Sem trilha sonora nem luz
artificial, com longas sequências passadas em floresta da
Turquia e apoiadas em sons da
natureza, conta a história de
um garoto solitário, que se dá
melhor trabalhando com o pai
extraindo mel do que na escola.
Um dia, o pai desaparece, e o
menino (Bora Altas -sete anos
à época das filmagens), se vê sozinho e com medo de perdê-lo.
Em entrevista à Folha dois
dias antes de receber o troféu,
Semih disse que o mais importante da premiação "é poder
continuar a fazer filmes". "Sou
também produtor, roteirista,
editor. Ninguém financiaria
uma obra como essa na Turquia, porque os filmes comerciais atraem 5 milhões de pessoas, e os meus, 40 mil."
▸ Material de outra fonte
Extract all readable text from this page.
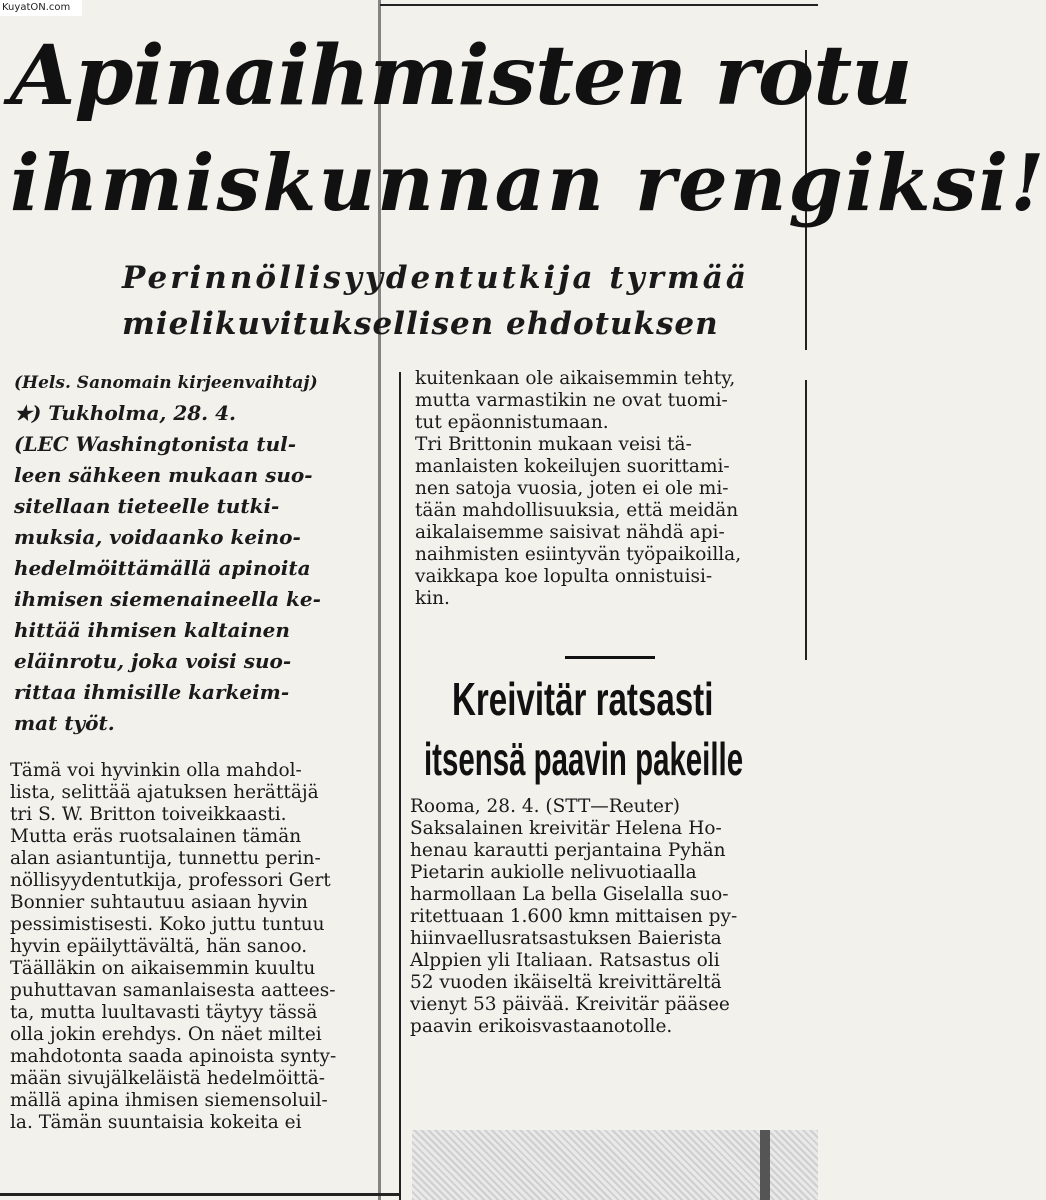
KuyatON.com
Apinaihmisten rotu
ihmiskunnan rengiksi!
Perinnöllisyydentutkija tyrmää
mielikuvituksellisen ehdotuksen
(Hels. Sanomain kirjeenvaihtaj)
★) Tukholma, 28. 4.
(LEC Washingtonista tul-
leen sähkeen mukaan suo-
sitellaan tieteelle tutki-
muksia, voidaanko keino-
hedelmöittämällä apinoita
ihmisen siemenaineella ke-
hittää ihmisen kaltainen
eläinrotu, joka voisi suo-
rittaa ihmisille karkeim-
mat työt.
Tämä voi hyvinkin olla mahdol-
lista, selittää ajatuksen herättäjä
tri S. W. Britton toiveikkaasti.
Mutta eräs ruotsalainen tämän
alan asiantuntija, tunnettu perin-
nöllisyydentutkija, professori Gert
Bonnier suhtautuu asiaan hyvin
pessimistisesti. Koko juttu tuntuu
hyvin epäilyttävältä, hän sanoo.
Täälläkin on aikaisemmin kuultu
puhuttavan samanlaisesta aattees-
ta, mutta luultavasti täytyy tässä
olla jokin erehdys. On näet miltei
mahdotonta saada apinoista synty-
mään sivujälkeläistä hedelmöittä-
mällä apina ihmisen siemensoluil-
la. Tämän suuntaisia kokeita ei
kuitenkaan ole aikaisemmin tehty,
mutta varmastikin ne ovat tuomi-
tut epäonnistumaan.
Tri Brittonin mukaan veisi tä-
manlaisten kokeilujen suorittami-
nen satoja vuosia, joten ei ole mi-
tään mahdollisuuksia, että meidän
aikalaisemme saisivat nähdä api-
naihmisten esiintyvän työpaikoilla,
vaikkapa koe lopulta onnistuisi-
kin.
Kreivitär ratsasti
itsensä paavin pakeille
Rooma, 28. 4. (STT—Reuter)
Saksalainen kreivitär Helena Ho-
henau karautti perjantaina Pyhän
Pietarin aukiolle nelivuotiaalla
harmollaan La bella Giselalla suo-
ritettuaan 1.600 kmn mittaisen py-
hiinvaellusratsastuksen Baierista
Alppien yli Italiaan. Ratsastus oli
52 vuoden ikäiseltä kreivittäreltä
vienyt 53 päivää. Kreivitär pääsee
paavin erikoisvastaanotolle.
FOLHA - Os dois filmes da trilogia
não chegaram ao Brasil. Poderia resumir como se relacionam a "Bal"?
SEMIH KAPLANOGLU - Estamos
mostrando a trajetória de um
poeta. "Yumurta" (ovo), o primeiro, mostra esse poeta aos
40, quando volta à sua cidade
natal após a morte da mãe. Ele é
um niilista, pode-se dizer que é
um perdedor. Ao reviver as memórias desse lugar, passa por
um renascimento. No segundo,
"Süt" (leite), ele tem 18 anos, vive com a mãe, mas eles não são
próximos. Ele escreve os primeiros poemas, tenta publicá-los. Ao descobrir que a mãe tem
uma relação com outro homem, decide deixá-la. E "Bal" é
a infância desse personagem.
FOLHA - E por que inverter a trilogia, com a infância no final?
SEMIH - Queria despir o meu
personagem, revelá-lo. Quis
voltar à nascente do rio. Todos
somos forçados a voltar ao passado e encarar a nós mesmos. É
o que tentei fazer, mas você pode ver na ordem que quiser.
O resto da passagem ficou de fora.